Related: From Laser Eyes to Upside-Down Pics: The New Bitcoin Campaign to Flip Gold

A Timely Forecast

Fink’s prediction comes as global economies grapple with soaring inflation, escalating national debts, and geopolitical tensions that threaten currency stability. Bitcoin, with its fixed supply of 21 million coins and decentralized structure, presents an alternative asset class that is immune to the inflationary pressures inherent in fiat currencies.
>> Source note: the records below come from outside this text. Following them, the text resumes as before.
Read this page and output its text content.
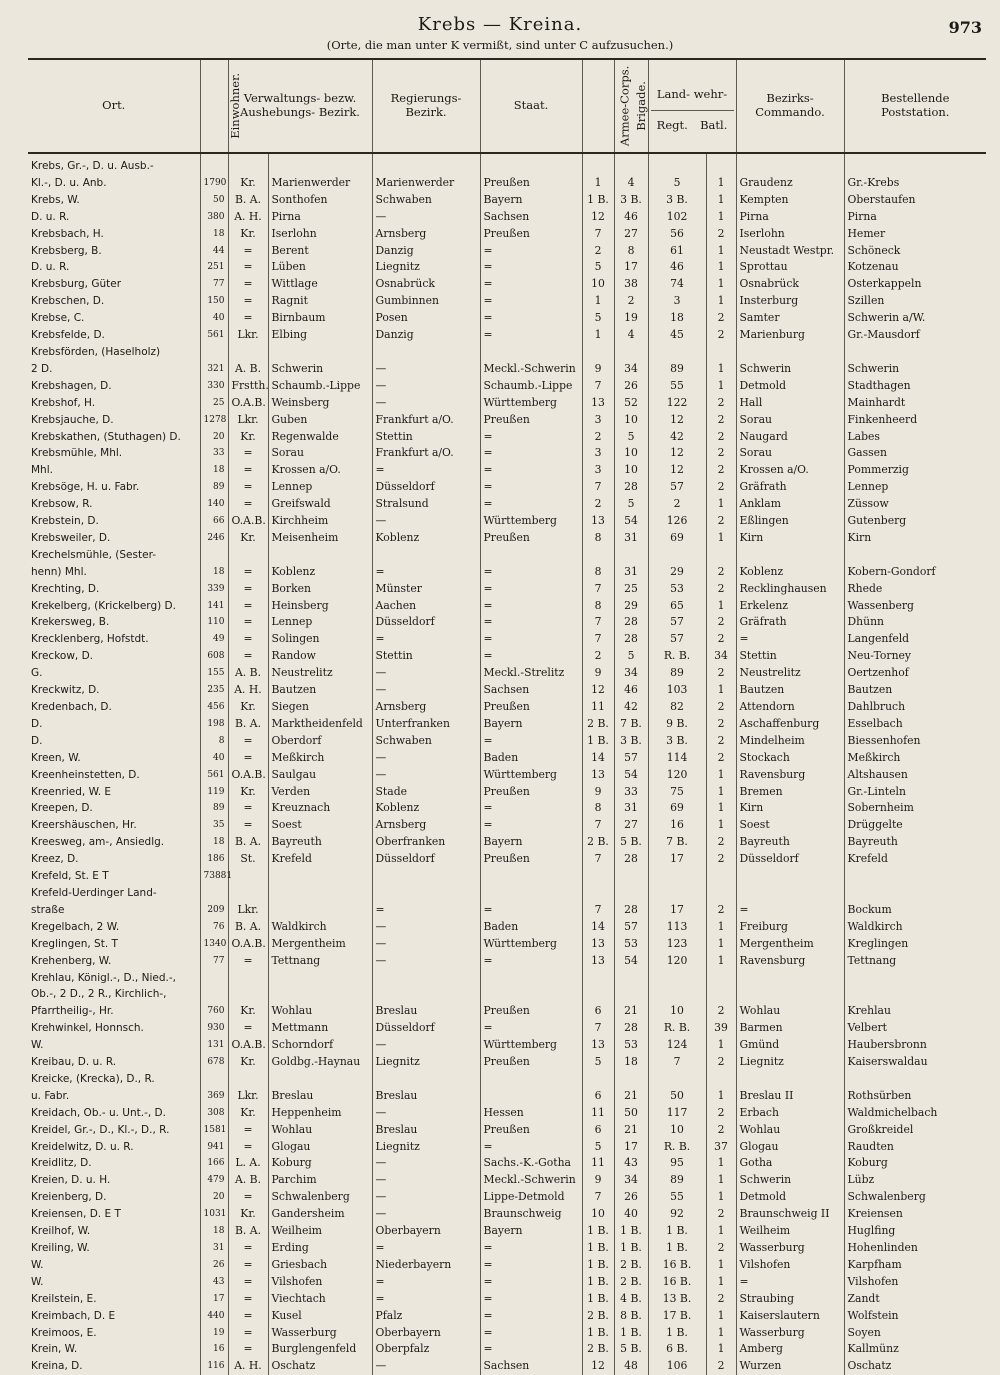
Krebs — Kreina.
(Orte, die man unter K vermißt, sind unter C aufzusuchen.)
973
Ort.	Einwohner.	Verwaltungs- bezw. Aushebungs- Bezirk.		Regierungs- Bezirk.	Staat.	Armee-Corps.	Brigade.	Land- wehr-
Regt. Batl.		Bezirks- Commando.	Bestellende Poststation.
Krebs, Gr.-, D. u. Ausb.-											
Kl.-, D. u. Anb.	1790	Kr.	Marienwerder	Marienwerder	Preußen	1	4	5	1	Graudenz	Gr.-Krebs
Krebs, W.	50	B. A.	Sonthofen	Schwaben	Bayern	1 B.	3 B.	3 B.	1	Kempten	Oberstaufen
D. u. R.	380	A. H.	Pirna	—	Sachsen	12	46	102	1	Pirna	Pirna
Krebsbach, H.	18	Kr.	Iserlohn	Arnsberg	Preußen	7	27	56	2	Iserlohn	Hemer
Krebsberg, B.	44	=	Berent	Danzig	=	2	8	61	1	Neustadt Westpr.	Schöneck
D. u. R.	251	=	Lüben	Liegnitz	=	5	17	46	1	Sprottau	Kotzenau
Krebsburg, Güter	77	=	Wittlage	Osnabrück	=	10	38	74	1	Osnabrück	Osterkappeln
Krebschen, D.	150	=	Ragnit	Gumbinnen	=	1	2	3	1	Insterburg	Szillen
Krebse, C.	40	=	Birnbaum	Posen	=	5	19	18	2	Samter	Schwerin a/W.
Krebsfelde, D.	561	Lkr.	Elbing	Danzig	=	1	4	45	2	Marienburg	Gr.-Mausdorf
Krebsförden, (Haselholz)											
2 D.	321	A. B.	Schwerin	—	Meckl.-Schwerin	9	34	89	1	Schwerin	Schwerin
Krebshagen, D.	330	Frstth.	Schaumb.-Lippe	—	Schaumb.-Lippe	7	26	55	1	Detmold	Stadthagen
Krebshof, H.	25	O.A.B.	Weinsberg	—	Württemberg	13	52	122	2	Hall	Mainhardt
Krebsjauche, D.	1278	Lkr.	Guben	Frankfurt a/O.	Preußen	3	10	12	2	Sorau	Finkenheerd
Krebskathen, (Stuthagen) D.	20	Kr.	Regenwalde	Stettin	=	2	5	42	2	Naugard	Labes
Krebsmühle, Mhl.	33	=	Sorau	Frankfurt a/O.	=	3	10	12	2	Sorau	Gassen
Mhl.	18	=	Krossen a/O.	=	=	3	10	12	2	Krossen a/O.	Pommerzig
Krebsöge, H. u. Fabr.	89	=	Lennep	Düsseldorf	=	7	28	57	2	Gräfrath	Lennep
Krebsow, R.	140	=	Greifswald	Stralsund	=	2	5	2	1	Anklam	Züssow
Krebstein, D.	66	O.A.B.	Kirchheim	—	Württemberg	13	54	126	2	Eßlingen	Gutenberg
Krebsweiler, D.	246	Kr.	Meisenheim	Koblenz	Preußen	8	31	69	1	Kirn	Kirn
Krechelsmühle, (Sester-											
henn) Mhl.	18	=	Koblenz	=	=	8	31	29	2	Koblenz	Kobern-Gondorf
Krechting, D.	339	=	Borken	Münster	=	7	25	53	2	Recklinghausen	Rhede
Krekelberg, (Krickelberg) D.	141	=	Heinsberg	Aachen	=	8	29	65	1	Erkelenz	Wassenberg
Krekersweg, B.	110	=	Lennep	Düsseldorf	=	7	28	57	2	Gräfrath	Dhünn
Krecklenberg, Hofstdt.	49	=	Solingen	=	=	7	28	57	2	=	Langenfeld
Kreckow, D.	608	=	Randow	Stettin	=	2	5	R. B.	34	Stettin	Neu-Torney
G.	155	A. B.	Neustrelitz	—	Meckl.-Strelitz	9	34	89	2	Neustrelitz	Oertzenhof
Kreckwitz, D.	235	A. H.	Bautzen	—	Sachsen	12	46	103	1	Bautzen	Bautzen
Kredenbach, D.	456	Kr.	Siegen	Arnsberg	Preußen	11	42	82	2	Attendorn	Dahlbruch
D.	198	B. A.	Marktheidenfeld	Unterfranken	Bayern	2 B.	7 B.	9 B.	2	Aschaffenburg	Esselbach
D.	8	=	Oberdorf	Schwaben	=	1 B.	3 B.	3 B.	2	Mindelheim	Biessenhofen
Kreen, W.	40	=	Meßkirch	—	Baden	14	57	114	2	Stockach	Meßkirch
Kreenheinstetten, D.	561	O.A.B.	Saulgau	—	Württemberg	13	54	120	1	Ravensburg	Altshausen
Kreenried, W. E	119	Kr.	Verden	Stade	Preußen	9	33	75	1	Bremen	Gr.-Linteln
Kreepen, D.	89	=	Kreuznach	Koblenz	=	8	31	69	1	Kirn	Sobernheim
Kreershäuschen, Hr.	35	=	Soest	Arnsberg	=	7	27	16	1	Soest	Drüggelte
Kreesweg, am-, Ansiedlg.	18	B. A.	Bayreuth	Oberfranken	Bayern	2 B.	5 B.	7 B.	2	Bayreuth	Bayreuth
Kreez, D.	186	St.	Krefeld	Düsseldorf	Preußen	7	28	17	2	Düsseldorf	Krefeld
Krefeld, St. E T	73881										
Krefeld-Uerdinger Land-											
straße	209	Lkr.		=	=	7	28	17	2	=	Bockum
Kregelbach, 2 W.	76	B. A.	Waldkirch	—	Baden	14	57	113	1	Freiburg	Waldkirch
Kreglingen, St. T	1340	O.A.B.	Mergentheim	—	Württemberg	13	53	123	1	Mergentheim	Kreglingen
Krehenberg, W.	77	=	Tettnang	—	=	13	54	120	1	Ravensburg	Tettnang
Krehlau, Königl.-, D., Nied.-,											
Ob.-, 2 D., 2 R., Kirchlich-,											
Pfarrtheilig-, Hr.	760	Kr.	Wohlau	Breslau	Preußen	6	21	10	2	Wohlau	Krehlau
Krehwinkel, Honnsch.	930	=	Mettmann	Düsseldorf	=	7	28	R. B.	39	Barmen	Velbert
W.	131	O.A.B.	Schorndorf	—	Württemberg	13	53	124	1	Gmünd	Haubersbronn
Kreibau, D. u. R.	678	Kr.	Goldbg.-Haynau	Liegnitz	Preußen	5	18	7	2	Liegnitz	Kaiserswaldau
Kreicke, (Krecka), D., R.											
u. Fabr.	369	Lkr.	Breslau	Breslau		6	21	50	1	Breslau II	Rothsürben
Kreidach, Ob.- u. Unt.-, D.	308	Kr.	Heppenheim	—	Hessen	11	50	117	2	Erbach	Waldmichelbach
Kreidel, Gr.-, D., Kl.-, D., R.	1581	=	Wohlau	Breslau	Preußen	6	21	10	2	Wohlau	Großkreidel
Kreidelwitz, D. u. R.	941	=	Glogau	Liegnitz	=	5	17	R. B.	37	Glogau	Raudten
Kreidlitz, D.	166	L. A.	Koburg	—	Sachs.-K.-Gotha	11	43	95	1	Gotha	Koburg
Kreien, D. u. H.	479	A. B.	Parchim	—	Meckl.-Schwerin	9	34	89	1	Schwerin	Lübz
Kreienberg, D.	20	=	Schwalenberg	—	Lippe-Detmold	7	26	55	1	Detmold	Schwalenberg
Kreiensen, D. E T	1031	Kr.	Gandersheim	—	Braunschweig	10	40	92	2	Braunschweig II	Kreiensen
Kreilhof, W.	18	B. A.	Weilheim	Oberbayern	Bayern	1 B.	1 B.	1 B.	1	Weilheim	Huglfing
Kreiling, W.	31	=	Erding	=	=	1 B.	1 B.	1 B.	2	Wasserburg	Hohenlinden
W.	26	=	Griesbach	Niederbayern	=	1 B.	2 B.	16 B.	1	Vilshofen	Karpfham
W.	43	=	Vilshofen	=	=	1 B.	2 B.	16 B.	1	=	Vilshofen
Kreilstein, E.	17	=	Viechtach	=	=	1 B.	4 B.	13 B.	2	Straubing	Zandt
Kreimbach, D. E	440	=	Kusel	Pfalz	=	2 B.	8 B.	17 B.	1	Kaiserslautern	Wolfstein
Kreimoos, E.	19	=	Wasserburg	Oberbayern	=	1 B.	1 B.	1 B.	1	Wasserburg	Soyen
Krein, W.	16	=	Burglengenfeld	Oberpfalz	=	2 B.	5 B.	6 B.	1	Amberg	Kallmünz
Kreina, D.	116	A. H.	Oschatz	—	Sachsen	12	48	106	2	Wurzen	Oschatz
In this climate, its value proposition becomes increasingly compelling.

BLACKROCK IS BACK.

THEY JUST BOUGHT $600 MILLION OF BITCOIN, THEIR LARGEST BUY SO FAR THIS YEAR. pic.twitter.com/QLAm5eaik4

— Arkham (@arkham) January 22, 2025

BlackRock’s Bitcoin ETF: A Signal of Institutional Interest

BlackRock’s deepening involvement in Bitcoin reached a milestone on January 21, 2025, when the firm purchased $662 million worth of Bitcoin for its exchange-traded fund (ETF), their largest daily purchase so far this year. 

BlackRock’s iShares Bitcoin Trust (IBIT) surpassed the firm’s iShares Gold Trust (IAU) in net assets in October 2024. This milestone was achieved just months after IBIT’s launch in January 2024, highlighting the rapid growth and increasing investor interest in Bitcoin-focused exchange-traded funds.
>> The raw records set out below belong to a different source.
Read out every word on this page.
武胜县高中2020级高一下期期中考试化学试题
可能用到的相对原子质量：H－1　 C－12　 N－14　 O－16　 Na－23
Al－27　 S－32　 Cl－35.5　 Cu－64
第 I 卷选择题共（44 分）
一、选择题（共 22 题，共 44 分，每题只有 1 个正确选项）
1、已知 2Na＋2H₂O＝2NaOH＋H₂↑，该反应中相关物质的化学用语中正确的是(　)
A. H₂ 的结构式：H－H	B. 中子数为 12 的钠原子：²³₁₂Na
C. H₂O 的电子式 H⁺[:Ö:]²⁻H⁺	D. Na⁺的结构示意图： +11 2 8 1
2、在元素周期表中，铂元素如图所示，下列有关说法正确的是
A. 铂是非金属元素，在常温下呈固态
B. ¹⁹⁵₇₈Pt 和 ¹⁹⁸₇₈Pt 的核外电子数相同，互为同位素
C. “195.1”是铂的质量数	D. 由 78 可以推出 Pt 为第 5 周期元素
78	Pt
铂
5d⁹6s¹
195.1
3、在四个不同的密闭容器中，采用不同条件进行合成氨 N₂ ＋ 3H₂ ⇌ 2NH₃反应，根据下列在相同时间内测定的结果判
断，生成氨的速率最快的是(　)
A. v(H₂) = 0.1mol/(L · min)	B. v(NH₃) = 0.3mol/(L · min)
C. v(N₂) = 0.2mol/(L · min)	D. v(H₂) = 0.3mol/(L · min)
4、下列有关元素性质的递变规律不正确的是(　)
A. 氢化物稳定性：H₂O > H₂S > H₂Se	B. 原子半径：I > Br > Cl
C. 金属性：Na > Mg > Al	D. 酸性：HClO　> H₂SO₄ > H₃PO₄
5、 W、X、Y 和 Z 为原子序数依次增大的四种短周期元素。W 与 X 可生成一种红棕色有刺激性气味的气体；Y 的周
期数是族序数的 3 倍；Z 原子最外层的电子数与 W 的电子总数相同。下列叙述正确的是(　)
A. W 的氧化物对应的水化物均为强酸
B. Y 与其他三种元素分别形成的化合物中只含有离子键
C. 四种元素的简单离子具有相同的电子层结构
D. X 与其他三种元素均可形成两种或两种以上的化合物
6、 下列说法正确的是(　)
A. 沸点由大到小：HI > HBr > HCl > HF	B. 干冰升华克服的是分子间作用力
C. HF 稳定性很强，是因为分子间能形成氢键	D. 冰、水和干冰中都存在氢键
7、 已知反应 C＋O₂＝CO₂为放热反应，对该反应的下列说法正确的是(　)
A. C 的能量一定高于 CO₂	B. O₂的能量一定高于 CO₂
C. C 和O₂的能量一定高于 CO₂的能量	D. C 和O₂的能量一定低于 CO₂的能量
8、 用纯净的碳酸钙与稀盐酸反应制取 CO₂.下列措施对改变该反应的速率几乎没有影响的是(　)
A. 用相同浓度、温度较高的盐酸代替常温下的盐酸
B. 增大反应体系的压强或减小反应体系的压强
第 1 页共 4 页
The Cumulative Bitcoin ETF Flows Chart offers a comprehensive view of the total USD net flows into Bitcoin ETFs over time. Source: Bitcoin Magazine Pro

A Balanced Perspective

While Fink’s projection is undeniably bullish, it remains contingent on the continuation of current economic trends. If global economic stability improves or innovative financial systems emerge to alleviate fears of currency debasement, Bitcoin’s price trajectory may stabilize at a lower level. Nevertheless, Fink’s high-profile commentary underscores its growing role as a legitimate asset class.

Related: David Bailey Forecasts $1M Bitcoin Price During Trump Presidency

Bitcoin’s Next Chapter

Bitcoin’s evolution from a niche digital experiment to a mainstream financial instrument is accelerating. Fink’s remarks may signal a pivotal moment, not just for Bitcoin, but for its broader acceptance in traditional finance. For investors and enthusiasts, this is more than a vote of confidence—it’s a sign that the integration of Bitcoin into the global financial landscape is not only imminent but already underway.

As the world watches, Bitcoin’s role in redefining finance continues to grow. Fink’s prediction serves as a reminder that Bitcoin is no longer a fringe idea but a crucial player in the future of money.